Chocolate for Tartelettes

Chocolate Pie Dough

Blind Baking Tartelette Shells

Recipe Notes:

  • This recipe was adapted from Sherry Yard’s “Deep, Dark Chocolate Tart” from The Secrets of Baking.
  • Basic ganache is essentially an equal mixture of chocolate and cream.  It can be made in soft, medium, or firm consistencies depending on what you want to use it for.  A soft consistency contains twice the cream to chocolate, and a firm consistency twice the amount of chocolate to cream.
  • The key to keeping the crust from getting tough is keeping it cool.  If your kitchen is hot, keep the balls of dough in the refrigerator while you work on one at a time.  Or roll out one large piece of dough to 1/4″ thickness, lightly fold it into a half, then quarter and put it back in the refrigerator for at least 15 minutes before cutting four 6″ circles from the dough.
  • I made my tarts a day ahead and kept them in the refrigerator over night.  They become quite firm when chilled but will keep nicely until you’re ready to serve up to two days if necessary.
  • Truly intense chocolate flavor guaranteed to satisfy any chocolate craving.

Dark Chocolate Tartelettes

23 thoughts on “Dark Chocolate Tartelettes

  1. I always love rediscovering things in my pockets…especially money.

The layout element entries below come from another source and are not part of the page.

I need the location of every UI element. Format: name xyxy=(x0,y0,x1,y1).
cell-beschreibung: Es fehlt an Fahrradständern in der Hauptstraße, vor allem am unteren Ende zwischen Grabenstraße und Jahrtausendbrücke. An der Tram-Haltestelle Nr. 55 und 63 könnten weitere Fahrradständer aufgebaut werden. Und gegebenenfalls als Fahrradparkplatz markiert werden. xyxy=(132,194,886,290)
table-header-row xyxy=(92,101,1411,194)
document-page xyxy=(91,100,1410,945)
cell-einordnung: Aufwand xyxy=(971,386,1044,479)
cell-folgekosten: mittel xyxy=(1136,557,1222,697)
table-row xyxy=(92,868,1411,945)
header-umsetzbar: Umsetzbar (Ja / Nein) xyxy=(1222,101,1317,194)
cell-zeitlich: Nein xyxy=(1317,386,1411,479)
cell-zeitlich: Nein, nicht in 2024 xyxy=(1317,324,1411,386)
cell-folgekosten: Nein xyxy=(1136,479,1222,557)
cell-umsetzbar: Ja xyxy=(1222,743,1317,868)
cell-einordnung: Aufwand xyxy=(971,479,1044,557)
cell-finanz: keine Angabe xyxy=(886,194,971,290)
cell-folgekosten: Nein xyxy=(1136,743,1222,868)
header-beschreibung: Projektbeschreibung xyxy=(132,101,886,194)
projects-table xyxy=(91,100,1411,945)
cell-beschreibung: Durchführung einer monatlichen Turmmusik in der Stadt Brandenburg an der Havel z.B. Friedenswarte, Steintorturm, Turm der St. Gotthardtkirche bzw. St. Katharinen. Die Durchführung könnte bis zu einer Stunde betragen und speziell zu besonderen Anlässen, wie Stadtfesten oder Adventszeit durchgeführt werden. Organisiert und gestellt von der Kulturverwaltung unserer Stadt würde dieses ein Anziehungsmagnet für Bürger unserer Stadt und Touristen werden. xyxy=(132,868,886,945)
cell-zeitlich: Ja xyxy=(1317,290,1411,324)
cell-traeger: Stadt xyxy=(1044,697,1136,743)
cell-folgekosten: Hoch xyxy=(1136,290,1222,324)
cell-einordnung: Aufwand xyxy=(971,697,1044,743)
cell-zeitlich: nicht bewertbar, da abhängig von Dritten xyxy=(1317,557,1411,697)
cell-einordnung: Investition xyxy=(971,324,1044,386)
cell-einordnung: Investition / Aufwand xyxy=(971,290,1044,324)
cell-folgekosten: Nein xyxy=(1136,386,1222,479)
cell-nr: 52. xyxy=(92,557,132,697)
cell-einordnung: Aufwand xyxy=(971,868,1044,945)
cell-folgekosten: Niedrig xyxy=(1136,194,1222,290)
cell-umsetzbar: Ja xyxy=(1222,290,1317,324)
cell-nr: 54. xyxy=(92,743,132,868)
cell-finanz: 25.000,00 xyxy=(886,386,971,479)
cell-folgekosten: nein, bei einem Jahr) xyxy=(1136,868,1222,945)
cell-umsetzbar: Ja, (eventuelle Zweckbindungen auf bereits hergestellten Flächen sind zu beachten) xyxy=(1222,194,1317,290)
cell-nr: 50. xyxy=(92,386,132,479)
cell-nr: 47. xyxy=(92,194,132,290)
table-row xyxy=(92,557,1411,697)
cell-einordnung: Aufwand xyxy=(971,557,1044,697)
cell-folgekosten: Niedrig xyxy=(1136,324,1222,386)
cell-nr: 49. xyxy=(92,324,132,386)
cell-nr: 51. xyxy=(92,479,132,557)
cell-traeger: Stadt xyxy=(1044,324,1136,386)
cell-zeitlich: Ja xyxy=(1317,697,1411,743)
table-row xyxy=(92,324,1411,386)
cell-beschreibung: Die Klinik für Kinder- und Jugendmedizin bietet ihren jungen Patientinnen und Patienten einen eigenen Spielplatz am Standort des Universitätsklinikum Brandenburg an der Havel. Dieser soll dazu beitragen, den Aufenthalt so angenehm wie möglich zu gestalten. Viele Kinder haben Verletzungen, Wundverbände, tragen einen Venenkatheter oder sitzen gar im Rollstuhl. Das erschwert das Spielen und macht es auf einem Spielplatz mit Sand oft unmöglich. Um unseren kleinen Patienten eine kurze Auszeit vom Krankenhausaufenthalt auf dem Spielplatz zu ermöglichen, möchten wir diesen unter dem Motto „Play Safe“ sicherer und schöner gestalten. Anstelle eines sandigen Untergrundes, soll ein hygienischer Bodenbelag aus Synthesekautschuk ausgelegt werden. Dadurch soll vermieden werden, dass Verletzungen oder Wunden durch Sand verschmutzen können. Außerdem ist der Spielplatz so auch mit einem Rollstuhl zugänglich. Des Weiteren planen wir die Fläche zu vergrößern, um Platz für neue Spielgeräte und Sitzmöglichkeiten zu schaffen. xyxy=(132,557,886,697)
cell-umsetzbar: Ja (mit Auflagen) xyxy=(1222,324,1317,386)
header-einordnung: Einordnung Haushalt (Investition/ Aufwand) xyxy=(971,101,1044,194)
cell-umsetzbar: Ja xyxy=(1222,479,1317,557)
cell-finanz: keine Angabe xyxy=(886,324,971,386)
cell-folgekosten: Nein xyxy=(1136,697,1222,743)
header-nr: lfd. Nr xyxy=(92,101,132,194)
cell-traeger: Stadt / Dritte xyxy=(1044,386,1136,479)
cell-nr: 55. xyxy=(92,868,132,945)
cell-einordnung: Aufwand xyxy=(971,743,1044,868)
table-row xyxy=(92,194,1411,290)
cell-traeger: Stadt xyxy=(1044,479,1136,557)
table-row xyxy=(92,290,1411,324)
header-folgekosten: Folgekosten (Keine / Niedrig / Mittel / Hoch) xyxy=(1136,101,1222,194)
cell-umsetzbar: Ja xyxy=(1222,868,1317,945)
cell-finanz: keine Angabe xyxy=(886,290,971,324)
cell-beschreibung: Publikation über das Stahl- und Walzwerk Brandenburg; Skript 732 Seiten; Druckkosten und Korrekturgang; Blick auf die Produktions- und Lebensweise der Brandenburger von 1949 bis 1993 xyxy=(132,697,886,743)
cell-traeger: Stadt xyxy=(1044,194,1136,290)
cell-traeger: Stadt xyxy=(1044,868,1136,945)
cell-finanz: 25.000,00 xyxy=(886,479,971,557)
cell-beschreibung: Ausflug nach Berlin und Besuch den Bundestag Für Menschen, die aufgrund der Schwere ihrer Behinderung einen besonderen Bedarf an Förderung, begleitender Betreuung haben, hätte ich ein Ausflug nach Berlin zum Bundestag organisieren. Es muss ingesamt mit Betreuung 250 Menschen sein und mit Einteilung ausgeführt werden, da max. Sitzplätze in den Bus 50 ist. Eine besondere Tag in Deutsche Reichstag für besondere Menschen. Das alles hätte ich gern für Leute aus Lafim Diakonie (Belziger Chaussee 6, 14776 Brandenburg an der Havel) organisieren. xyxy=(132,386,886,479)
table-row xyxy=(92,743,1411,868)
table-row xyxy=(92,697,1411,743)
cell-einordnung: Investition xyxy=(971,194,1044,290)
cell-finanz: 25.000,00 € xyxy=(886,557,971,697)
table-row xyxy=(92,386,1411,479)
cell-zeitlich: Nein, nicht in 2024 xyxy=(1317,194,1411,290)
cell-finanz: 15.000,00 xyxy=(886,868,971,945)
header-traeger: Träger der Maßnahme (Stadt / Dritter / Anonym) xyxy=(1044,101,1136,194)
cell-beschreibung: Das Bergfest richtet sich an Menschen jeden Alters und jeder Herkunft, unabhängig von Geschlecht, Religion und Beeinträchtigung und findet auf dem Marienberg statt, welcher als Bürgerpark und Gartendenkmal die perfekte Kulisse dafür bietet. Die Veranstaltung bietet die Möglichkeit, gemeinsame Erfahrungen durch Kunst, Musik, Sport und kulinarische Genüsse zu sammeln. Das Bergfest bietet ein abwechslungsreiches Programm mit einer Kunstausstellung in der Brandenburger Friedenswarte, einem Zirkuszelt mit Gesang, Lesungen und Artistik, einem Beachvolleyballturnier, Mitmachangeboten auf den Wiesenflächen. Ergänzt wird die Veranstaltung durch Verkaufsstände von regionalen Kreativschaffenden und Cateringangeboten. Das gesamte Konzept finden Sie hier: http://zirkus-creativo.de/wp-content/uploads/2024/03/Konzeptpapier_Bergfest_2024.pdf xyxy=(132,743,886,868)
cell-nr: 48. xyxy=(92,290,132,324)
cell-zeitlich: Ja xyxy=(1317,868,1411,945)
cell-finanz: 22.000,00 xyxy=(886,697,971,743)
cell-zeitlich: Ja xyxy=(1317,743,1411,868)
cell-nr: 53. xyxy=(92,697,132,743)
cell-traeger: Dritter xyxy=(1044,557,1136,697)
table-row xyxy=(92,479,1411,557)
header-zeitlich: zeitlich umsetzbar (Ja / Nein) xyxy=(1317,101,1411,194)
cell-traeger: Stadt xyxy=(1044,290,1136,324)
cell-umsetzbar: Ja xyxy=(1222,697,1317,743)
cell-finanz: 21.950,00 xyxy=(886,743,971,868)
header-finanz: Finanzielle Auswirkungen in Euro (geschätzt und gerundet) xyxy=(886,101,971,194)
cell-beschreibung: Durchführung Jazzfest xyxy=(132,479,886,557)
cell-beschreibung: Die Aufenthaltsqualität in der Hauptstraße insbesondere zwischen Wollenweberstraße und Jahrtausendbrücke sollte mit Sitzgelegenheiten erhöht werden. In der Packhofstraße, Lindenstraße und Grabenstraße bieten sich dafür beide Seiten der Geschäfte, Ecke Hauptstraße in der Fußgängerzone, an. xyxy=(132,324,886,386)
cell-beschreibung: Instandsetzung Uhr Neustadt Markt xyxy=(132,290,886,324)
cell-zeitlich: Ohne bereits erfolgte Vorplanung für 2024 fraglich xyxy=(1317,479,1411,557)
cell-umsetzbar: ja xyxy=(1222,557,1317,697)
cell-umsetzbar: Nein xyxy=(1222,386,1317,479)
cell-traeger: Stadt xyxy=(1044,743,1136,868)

But if I happened to unearth one of these babies from within an old purse…I wouldn’t be disappointed in the slightest. They ,look delicious!

    1. For me, bittersweet is best. I didn’t have any on hand so couldn’t use it. Still, the flavor is pretty intense. If you don’t have tart pans, try using standard muffin cups. You won’t have a fluted edge, but that shouldn’t matter. They’ll be smaller and more individual sized.

  2. I am deep in the midst of uncluttering! Once spring arrives, there’s not way I’ll be in a closet or drawer. My husband had a trunk full of items for the dump and Goodwill this week!

    This recipe looks like a found treasure! Oh, I am such a sucker for chocolate – especially bittersweet. I can’t wait to try these.

    1. Funny — I was just commenting to the clerk at the market today that it feels like spring, hence the organizing. The “pile” in our garage is growing! Thanks for stopping by.

  3. I fully agree with you about finding the lost. With me it seems to be recovering lost photographs or ticket stubs that transport me back to when the snap was taken (or given), or when I saw the show. Love the tarts.

    j

    1. You’re so right about the memories. Sometimes they’re so strong, they distract me from the task at hand — not an especially challenging thing to do 🙂

  4. can a person survive on chocolate alone? i’m willing to sacrifice my time (and my collection of clothes that fit) to find out. delightful work. 🙂

  5. Oh, Kelly, those tartelettes look so wonderfully sinful, rich and beautiful! I completely identify with the photos building up and not wanting to delete them because ‘I’ll eventually blog it’, but then you cannot find the recipe for them, only to have it turn up after deleting. Well, I never do delete, but my photo build up was solved with a crash in January..lost them all. Not a great way to reorganize, but in a weird way, I’m sort of glad it happened (BUT, I’m already hoarding photos again)..lol

  6. i love rediscovering things long forgotten. always put a smile on my face.
    your chocolate tartlets definitely come from Chocolate Heaven, they are stunning.
    thanks for sharing, hope you’ll have a wonderful Sunday

    1. It’s one of my favorite things to do as well — I can spend hours browsing around through old piles of things and don’t do it nearly as much as I used to. You are right about these being from chocolate heaven. So rich!